The art-focused event, which begins at 2 p.m. and is open to the public, will include performances from Moving in the Spirit dance company and cellist Jenn Cornell accompanied by Emrah Kotan, according to the release. At the end, the company will unveil the new logo for the arts program.
Last year, MARTA’s Board of Directors voted unanimously to invest in transit-center art in order to improve the overall customer experience throughout the system, the release said. Now, 1 percent of MARTA’s annual budget is allocated for “art-related programs, art-focused community activities and system-wide art restoration projects,” according to the release.

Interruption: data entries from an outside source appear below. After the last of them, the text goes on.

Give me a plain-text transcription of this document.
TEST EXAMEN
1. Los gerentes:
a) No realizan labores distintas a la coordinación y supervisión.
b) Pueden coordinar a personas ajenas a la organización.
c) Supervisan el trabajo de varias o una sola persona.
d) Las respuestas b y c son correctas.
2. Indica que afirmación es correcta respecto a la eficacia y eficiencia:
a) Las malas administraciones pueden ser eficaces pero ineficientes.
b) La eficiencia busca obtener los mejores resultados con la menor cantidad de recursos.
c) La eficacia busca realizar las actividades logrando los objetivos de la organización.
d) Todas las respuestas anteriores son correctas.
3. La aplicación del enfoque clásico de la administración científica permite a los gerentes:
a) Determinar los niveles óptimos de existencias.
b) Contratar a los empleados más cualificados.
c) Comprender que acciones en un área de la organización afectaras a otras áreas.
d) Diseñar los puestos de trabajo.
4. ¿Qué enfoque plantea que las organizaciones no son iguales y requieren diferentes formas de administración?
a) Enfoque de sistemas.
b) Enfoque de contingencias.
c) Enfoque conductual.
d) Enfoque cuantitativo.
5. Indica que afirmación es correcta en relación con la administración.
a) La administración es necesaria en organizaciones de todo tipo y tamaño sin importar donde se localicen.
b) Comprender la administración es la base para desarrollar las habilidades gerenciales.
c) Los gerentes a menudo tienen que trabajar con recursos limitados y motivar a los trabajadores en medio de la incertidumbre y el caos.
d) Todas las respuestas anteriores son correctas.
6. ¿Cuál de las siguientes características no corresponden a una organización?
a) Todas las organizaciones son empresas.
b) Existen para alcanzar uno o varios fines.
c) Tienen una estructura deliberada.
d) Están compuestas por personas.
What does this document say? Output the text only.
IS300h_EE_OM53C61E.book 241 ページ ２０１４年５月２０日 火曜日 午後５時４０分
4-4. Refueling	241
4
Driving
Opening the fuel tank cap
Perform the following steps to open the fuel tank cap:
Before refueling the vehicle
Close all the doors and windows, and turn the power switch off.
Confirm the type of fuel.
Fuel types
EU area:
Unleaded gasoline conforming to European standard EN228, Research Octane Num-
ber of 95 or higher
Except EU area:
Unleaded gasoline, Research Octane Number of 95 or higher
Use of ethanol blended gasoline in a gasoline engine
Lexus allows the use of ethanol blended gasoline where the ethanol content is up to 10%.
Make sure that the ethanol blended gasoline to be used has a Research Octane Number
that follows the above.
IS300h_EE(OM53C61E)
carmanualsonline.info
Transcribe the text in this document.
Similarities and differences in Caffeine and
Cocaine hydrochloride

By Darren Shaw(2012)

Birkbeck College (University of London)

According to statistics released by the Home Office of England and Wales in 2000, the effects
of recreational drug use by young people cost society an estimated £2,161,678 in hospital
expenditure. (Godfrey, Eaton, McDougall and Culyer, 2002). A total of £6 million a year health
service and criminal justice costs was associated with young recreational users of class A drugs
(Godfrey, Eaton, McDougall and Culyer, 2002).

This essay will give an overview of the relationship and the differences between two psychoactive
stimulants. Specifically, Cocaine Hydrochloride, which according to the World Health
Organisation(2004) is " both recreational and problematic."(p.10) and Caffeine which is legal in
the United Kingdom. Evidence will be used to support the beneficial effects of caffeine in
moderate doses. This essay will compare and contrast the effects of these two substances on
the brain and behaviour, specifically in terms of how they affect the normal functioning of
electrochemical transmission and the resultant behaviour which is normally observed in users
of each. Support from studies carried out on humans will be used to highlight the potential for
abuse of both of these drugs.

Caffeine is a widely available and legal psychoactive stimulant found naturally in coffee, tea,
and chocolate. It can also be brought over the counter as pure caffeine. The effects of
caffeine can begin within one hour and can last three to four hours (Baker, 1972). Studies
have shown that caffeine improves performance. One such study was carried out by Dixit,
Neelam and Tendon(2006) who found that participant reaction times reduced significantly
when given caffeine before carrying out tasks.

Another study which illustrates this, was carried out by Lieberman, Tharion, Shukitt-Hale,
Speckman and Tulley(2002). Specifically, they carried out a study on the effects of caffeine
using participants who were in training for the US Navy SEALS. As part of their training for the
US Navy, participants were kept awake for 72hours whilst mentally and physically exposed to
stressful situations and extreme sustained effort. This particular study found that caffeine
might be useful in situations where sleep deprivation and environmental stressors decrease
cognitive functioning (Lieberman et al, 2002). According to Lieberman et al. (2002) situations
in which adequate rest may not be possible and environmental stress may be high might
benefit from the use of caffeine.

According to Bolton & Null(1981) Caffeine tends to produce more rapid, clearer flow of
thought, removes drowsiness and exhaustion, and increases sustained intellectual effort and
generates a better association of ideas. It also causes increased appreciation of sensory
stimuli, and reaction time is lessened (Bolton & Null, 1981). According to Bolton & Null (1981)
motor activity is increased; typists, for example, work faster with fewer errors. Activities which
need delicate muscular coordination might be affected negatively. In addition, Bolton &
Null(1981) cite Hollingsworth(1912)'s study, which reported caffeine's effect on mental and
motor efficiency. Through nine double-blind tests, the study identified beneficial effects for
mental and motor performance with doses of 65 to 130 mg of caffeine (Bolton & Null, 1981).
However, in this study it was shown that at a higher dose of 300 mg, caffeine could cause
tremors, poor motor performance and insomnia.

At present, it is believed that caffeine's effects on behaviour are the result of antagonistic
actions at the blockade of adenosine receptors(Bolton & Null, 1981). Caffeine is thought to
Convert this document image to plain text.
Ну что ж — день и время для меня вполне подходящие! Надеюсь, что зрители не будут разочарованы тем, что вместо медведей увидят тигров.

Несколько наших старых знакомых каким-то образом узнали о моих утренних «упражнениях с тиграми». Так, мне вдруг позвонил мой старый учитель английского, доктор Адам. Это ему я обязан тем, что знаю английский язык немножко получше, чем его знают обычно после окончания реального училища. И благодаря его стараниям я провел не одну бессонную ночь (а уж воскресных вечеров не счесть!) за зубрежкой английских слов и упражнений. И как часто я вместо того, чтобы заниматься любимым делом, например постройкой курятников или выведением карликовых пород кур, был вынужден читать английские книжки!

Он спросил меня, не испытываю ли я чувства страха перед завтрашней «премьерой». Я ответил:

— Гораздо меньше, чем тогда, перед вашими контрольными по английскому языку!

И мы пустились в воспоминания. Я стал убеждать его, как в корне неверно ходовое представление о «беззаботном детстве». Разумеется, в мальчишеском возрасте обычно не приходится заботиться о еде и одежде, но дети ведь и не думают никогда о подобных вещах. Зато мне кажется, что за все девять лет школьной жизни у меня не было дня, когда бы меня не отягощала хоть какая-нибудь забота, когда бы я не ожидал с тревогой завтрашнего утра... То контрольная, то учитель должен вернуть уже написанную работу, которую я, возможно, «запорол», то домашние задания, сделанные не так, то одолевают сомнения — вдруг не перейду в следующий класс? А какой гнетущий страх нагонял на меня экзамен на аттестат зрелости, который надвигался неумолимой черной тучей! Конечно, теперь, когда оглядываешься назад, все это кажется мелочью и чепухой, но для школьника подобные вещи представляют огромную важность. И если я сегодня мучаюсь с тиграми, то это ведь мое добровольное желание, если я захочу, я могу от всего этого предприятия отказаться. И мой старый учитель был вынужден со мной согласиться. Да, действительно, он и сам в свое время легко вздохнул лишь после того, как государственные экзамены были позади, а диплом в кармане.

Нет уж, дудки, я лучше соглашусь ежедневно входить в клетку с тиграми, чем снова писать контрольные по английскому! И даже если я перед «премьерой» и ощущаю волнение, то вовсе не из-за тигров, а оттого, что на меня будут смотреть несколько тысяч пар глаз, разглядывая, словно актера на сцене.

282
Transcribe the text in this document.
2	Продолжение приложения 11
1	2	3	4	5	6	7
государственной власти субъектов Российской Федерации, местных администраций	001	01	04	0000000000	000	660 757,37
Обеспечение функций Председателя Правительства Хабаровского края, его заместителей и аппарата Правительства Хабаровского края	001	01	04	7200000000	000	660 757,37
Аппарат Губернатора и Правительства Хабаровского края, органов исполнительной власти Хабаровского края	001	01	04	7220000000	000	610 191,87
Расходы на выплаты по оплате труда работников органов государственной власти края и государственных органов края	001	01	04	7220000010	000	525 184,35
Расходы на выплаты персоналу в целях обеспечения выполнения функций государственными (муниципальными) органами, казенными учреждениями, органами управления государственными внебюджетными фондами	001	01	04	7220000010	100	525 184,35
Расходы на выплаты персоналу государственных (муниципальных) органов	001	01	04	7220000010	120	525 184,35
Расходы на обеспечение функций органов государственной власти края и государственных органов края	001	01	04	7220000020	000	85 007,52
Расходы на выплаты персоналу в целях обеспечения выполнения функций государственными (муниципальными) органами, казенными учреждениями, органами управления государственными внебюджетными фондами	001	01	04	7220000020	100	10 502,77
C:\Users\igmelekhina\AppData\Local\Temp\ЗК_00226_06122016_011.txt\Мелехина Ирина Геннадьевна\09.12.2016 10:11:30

“From mosaics to murals, we are redefining the ridership experience here at MARTA by intentionally integrating art throughout the entire system,” General Manager/CEO Keith Parker said. “This new commitment to the arts allows us to engage our customers in a bold, exciting and often entertaining new way.”
MARTA began developing the arts program in December 2016, when they hired Arts Administrator Katherine Dirga to curate and oversee the transit systems’ program. Since then, MARTA has sought to include commissioned art pieces as well as the performing arts to engage the “region’s diverse artistic community.”
“We are literally watching art come to life as we restore a number of existing transit station art pieces throughout the system,” Dirga, who previously served as manager of Hartsfield-Jackson International Airport’s arts program, said. “Our approach is to install high-quality, captivating pieces that transcend various artistic genres and reflect, in some way, the vibrancy and history of the community.”